Migrants and Jobs
- 29 Jul 2019
- 2 min read
The 2011 Census data show that much of the migration to the big cities is intra-State rather than inter-State.
- The Census data shows that nearly 40 percent of Delhi’s 2011 population comprised individuals born outside the city, proving that the Capital is a migrant magnet.
- In comparison, less than 10 percent of the people in Chennai, Hyderabad and Kolkata were born outside the respective States.
- Mumbai’s share of the migrant population was less than 30 per cent, Bengaluru’s just a little over 17 per cent and Pune’s just over 10 per cent.
- In the National Capital Region (NCR), Gurugram has about 36 percent of people born outside Haryana.
- In contrast, in Uttar Pradesh’s Gautam Buddh Nagar district, where NCR’s Noida and Greater Noida are located, just about 18 percent of the population was born outside Uttar Pradesh.
The Census data also shows that inter-State migration to the big cities often tends to be intra-regional, mostly driven by migrants’ desire to be close to home.

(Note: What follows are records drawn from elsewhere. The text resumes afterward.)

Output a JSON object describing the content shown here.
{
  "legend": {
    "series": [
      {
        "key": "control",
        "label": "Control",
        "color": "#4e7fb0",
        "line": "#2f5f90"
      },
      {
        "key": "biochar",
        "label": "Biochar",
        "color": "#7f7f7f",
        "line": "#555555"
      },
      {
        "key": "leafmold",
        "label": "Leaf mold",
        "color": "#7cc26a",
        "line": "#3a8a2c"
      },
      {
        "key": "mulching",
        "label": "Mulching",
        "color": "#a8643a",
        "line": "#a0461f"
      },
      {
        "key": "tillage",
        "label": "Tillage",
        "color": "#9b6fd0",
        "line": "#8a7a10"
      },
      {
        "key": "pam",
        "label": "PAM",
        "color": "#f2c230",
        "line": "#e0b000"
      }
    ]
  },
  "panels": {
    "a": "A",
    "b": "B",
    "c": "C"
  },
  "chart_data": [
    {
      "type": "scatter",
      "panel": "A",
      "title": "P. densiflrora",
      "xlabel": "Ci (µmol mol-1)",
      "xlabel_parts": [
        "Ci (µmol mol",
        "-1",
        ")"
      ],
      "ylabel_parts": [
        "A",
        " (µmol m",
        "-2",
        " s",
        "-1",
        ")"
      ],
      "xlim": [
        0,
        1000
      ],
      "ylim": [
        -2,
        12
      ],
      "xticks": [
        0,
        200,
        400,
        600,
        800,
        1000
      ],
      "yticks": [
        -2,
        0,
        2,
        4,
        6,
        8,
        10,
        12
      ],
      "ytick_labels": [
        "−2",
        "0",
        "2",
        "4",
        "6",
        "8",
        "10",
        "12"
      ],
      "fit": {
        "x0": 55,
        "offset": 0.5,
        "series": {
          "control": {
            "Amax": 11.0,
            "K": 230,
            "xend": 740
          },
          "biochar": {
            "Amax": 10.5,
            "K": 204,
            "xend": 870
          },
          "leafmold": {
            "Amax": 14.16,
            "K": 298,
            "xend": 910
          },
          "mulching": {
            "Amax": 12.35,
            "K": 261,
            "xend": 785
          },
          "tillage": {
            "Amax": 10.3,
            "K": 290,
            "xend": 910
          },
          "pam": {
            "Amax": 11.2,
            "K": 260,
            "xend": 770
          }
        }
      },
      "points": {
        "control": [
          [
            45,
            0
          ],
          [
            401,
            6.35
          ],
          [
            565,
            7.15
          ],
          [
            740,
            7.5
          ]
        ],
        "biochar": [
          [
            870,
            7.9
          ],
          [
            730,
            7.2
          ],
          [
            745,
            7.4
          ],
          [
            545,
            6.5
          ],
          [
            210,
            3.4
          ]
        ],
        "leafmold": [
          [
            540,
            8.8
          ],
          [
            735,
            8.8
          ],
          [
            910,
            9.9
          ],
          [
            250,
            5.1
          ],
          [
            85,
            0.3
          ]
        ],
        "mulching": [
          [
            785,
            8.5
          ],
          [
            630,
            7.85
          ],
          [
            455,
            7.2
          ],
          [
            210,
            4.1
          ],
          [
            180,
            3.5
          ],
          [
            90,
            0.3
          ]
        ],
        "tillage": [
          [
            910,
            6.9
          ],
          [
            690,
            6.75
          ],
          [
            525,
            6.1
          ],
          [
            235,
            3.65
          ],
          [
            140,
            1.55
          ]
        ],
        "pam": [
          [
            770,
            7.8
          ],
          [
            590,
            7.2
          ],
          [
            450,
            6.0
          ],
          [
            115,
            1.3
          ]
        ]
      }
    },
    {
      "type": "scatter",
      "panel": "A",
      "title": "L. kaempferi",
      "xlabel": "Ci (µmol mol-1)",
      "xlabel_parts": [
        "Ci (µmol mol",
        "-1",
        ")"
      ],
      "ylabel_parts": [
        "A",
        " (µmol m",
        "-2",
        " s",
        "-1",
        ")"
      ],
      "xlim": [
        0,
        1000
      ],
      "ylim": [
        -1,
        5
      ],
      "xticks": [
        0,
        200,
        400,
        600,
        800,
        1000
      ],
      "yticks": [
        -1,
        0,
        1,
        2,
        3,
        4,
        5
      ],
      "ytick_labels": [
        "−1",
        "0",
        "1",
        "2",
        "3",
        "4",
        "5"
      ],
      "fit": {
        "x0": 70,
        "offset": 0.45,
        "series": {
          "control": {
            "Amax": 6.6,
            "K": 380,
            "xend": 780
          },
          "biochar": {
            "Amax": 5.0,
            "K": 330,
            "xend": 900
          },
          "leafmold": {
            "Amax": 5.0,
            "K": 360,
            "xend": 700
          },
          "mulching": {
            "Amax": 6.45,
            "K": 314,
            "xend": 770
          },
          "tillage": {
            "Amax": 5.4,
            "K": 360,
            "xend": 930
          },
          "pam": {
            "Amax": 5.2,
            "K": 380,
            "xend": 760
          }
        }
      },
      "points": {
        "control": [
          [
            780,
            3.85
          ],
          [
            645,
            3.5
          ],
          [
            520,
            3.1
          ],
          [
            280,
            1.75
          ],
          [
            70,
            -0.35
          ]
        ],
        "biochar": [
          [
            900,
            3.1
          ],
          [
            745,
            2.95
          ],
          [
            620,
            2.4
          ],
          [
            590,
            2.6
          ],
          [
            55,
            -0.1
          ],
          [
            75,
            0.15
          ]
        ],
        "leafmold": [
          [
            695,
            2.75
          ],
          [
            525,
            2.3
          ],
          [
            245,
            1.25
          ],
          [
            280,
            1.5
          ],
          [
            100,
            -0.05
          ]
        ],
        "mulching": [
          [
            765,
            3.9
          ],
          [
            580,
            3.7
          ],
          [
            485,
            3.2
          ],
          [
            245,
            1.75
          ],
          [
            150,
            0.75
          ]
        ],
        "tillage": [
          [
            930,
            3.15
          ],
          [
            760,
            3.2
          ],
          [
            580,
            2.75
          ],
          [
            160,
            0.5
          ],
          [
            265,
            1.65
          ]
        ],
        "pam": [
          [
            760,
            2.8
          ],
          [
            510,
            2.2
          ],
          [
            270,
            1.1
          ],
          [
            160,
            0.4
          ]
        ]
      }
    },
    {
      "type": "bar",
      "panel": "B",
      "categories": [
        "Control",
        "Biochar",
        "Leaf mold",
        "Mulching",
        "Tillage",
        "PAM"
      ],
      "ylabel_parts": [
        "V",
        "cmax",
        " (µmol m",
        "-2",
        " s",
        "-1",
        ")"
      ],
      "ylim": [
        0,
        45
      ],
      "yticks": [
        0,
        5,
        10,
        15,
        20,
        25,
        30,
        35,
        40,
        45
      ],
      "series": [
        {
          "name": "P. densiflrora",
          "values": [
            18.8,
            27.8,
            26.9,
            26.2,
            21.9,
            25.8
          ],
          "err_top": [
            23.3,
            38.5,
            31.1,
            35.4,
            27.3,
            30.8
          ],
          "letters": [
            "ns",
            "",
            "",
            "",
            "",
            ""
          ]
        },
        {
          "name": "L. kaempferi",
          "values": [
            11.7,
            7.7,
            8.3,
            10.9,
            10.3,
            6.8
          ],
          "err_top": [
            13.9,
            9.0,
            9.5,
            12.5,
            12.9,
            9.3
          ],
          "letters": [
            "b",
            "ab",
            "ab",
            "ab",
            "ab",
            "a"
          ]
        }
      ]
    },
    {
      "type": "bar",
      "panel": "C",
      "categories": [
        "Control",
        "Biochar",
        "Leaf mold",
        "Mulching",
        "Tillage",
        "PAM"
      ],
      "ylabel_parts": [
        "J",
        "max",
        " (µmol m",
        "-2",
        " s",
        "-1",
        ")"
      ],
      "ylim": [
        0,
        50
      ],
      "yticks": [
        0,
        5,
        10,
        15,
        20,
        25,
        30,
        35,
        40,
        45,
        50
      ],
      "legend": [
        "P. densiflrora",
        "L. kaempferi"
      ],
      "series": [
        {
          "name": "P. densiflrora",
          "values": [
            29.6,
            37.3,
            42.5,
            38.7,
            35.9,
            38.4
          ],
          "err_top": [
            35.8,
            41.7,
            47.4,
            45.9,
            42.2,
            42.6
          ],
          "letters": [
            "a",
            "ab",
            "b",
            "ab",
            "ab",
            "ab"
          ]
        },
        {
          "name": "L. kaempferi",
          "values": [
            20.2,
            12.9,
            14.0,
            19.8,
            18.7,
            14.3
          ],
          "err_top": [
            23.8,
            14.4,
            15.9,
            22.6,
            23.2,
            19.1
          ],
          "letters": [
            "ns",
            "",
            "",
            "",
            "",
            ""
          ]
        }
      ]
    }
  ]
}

- For instance, Chennai, Bengaluru and Hyderabad have a greater proportion of migrants from the South than from the North.
- Likewise, a significant share of Kolkata’s migrant population is from Bihar and Jharkhand.
- However, there are some exceptions. Large outflows from Uttar Pradesh, Bihar and Rajasthan to big cities have led to a sizeable presence of people from these three States in almost all the major cities.